DNVB n’est pas un terme qui enferme et qui catégorise, car on ne naît pas DNVB, on le devient. Merci Handy [marque de cosmétiques, NDLR] est un exemple intéressant, car ses circuits de distribution sont multiples. S’ils vendent en ligne – à la fois sur leur site et sur Amazon, en réalité, la majorité du chiffre d’affaires provient de la vente indirecte. Merci Handy n’a pas de boutiques en propre. Toute la partie retail passe donc par des revendeurs comme Sephora, les Galeries Lafayette ou Beauty Success. Les distributeurs ont une relation commerciale avec les clients finaux, dont l’objectif est de vendre. Du côté de Merci Handy, la priorité est la création de contenus digitaux, afin de créer une relation sentimentale, affectueuse et humoristique. En quelque sorte, le revendeur détient la relation commerciale, et Merci Handy, la relation amicale.Plus proches d’un écosystème
Les DNVB sont verticales, car elles vendent directement au client final. C’est vrai. Mais leurs produits peuvent aussi se retrouver sur les étals de distributeurs tiers pour pénétrer certains marchés. Les DNVB n’ont pas d’intermédiaires et assurent un contrôle parfait sur la logistique de leurs produits. C’est vrai. Mais elles ne possèdent pas toujours l’outil industriel permettant de fabriquer. Les DNVB sont digitales, car elles sont nées en ligne et vendent en ligne. C’est vrai. Mais la vente en ligne représente rarement 100 % de leur chiffre d’affaires. Cela en fait-il pour autant des entreprises comme les autres ? Bien au contraire ! Parce qu’elles ne trahissent pas leurs idéaux originaux (marque forte, produit de qualité, expertise ciblée, expérience client et service haut de gamme), elles sont capables d’enrichir leur modèle et leur proposition de valeur sans dénaturer leur ADN.

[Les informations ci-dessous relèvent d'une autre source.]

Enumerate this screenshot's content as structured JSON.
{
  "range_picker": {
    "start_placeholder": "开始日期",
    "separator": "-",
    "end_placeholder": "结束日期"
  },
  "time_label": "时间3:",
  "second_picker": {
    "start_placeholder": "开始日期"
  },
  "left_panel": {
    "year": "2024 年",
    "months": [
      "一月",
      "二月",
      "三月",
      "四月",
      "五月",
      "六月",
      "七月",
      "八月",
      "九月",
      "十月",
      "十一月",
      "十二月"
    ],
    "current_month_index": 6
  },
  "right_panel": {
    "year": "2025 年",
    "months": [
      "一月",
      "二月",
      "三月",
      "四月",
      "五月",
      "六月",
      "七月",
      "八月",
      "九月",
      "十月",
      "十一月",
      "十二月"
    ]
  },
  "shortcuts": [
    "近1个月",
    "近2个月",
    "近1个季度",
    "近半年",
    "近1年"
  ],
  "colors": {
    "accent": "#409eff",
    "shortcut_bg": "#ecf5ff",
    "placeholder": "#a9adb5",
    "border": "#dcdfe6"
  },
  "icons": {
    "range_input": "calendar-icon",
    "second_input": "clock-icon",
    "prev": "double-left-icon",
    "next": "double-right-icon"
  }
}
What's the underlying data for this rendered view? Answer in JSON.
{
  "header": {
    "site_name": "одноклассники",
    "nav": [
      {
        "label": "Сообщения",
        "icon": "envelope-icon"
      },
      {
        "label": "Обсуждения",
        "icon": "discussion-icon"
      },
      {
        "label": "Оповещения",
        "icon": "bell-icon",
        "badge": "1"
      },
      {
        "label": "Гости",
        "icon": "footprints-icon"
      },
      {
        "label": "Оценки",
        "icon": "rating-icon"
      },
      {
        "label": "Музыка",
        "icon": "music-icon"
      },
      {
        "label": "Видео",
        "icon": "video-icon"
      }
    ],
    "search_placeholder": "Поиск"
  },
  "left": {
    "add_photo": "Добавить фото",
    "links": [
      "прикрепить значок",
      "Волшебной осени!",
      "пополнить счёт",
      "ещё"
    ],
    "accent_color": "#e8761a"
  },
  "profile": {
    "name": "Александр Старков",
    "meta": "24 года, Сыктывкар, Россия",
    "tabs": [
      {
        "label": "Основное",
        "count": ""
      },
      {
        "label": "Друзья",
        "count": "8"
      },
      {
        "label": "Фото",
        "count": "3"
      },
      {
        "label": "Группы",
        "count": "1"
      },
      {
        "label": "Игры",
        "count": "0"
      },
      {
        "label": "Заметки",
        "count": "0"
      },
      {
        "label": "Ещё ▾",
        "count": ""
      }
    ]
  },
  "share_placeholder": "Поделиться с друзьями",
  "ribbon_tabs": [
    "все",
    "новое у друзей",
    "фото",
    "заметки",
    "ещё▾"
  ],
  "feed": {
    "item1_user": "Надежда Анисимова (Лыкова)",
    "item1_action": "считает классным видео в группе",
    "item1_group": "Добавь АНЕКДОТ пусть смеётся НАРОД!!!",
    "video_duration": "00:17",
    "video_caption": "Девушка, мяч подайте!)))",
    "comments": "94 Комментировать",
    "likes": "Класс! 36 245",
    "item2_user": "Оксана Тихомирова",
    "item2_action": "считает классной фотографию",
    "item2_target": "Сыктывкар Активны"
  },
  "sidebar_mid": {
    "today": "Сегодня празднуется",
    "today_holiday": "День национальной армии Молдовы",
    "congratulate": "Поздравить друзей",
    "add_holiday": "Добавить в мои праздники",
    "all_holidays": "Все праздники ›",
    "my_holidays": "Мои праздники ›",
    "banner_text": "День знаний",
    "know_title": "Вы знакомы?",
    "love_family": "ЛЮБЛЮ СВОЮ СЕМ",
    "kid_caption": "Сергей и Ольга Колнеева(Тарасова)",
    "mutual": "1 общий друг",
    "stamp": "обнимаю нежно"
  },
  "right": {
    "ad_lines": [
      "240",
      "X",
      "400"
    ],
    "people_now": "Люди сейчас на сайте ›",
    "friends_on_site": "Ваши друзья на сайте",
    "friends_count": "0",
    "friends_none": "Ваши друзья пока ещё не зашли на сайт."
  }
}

Dans son ouvrage « Start With Why », Simon Sinek résume finalement assez bien ce qui caractérise les DNVB. Ce sont des marques qui misent sur une mission, une cause et une croyance, tout en favorisant un fort sentiment d’appartenance. Pourquoi la marque existe-t-elle ? A quoi sert-elle ? Pourquoi ses salariés acceptent-ils de travailler pour elle ? Avec une entreprise classique, les réponses sont diverses et pas toujours agréables à entendre. Avec une DNVB, elles sont simples et limpides, car le « pourquoi » sera priorisé au détriment du « comment » et du « quoi ».Une DNVB se rapproche finalement davantage d’un écosystème plutôt que d’une organisation capitaliste au sens classique du terme. C’est un univers au sein duquel se côtoient des entités avec des approches et des stratégies différentes, qui peuvent s’illustrer de façons très diverses et dans des secteurs extrêmement variés. En la matière, le copier-coller est impossible. On ne peut pas dupliquer une DNVB comme on ne peut pas transposer un esprit humain dans un autre corps.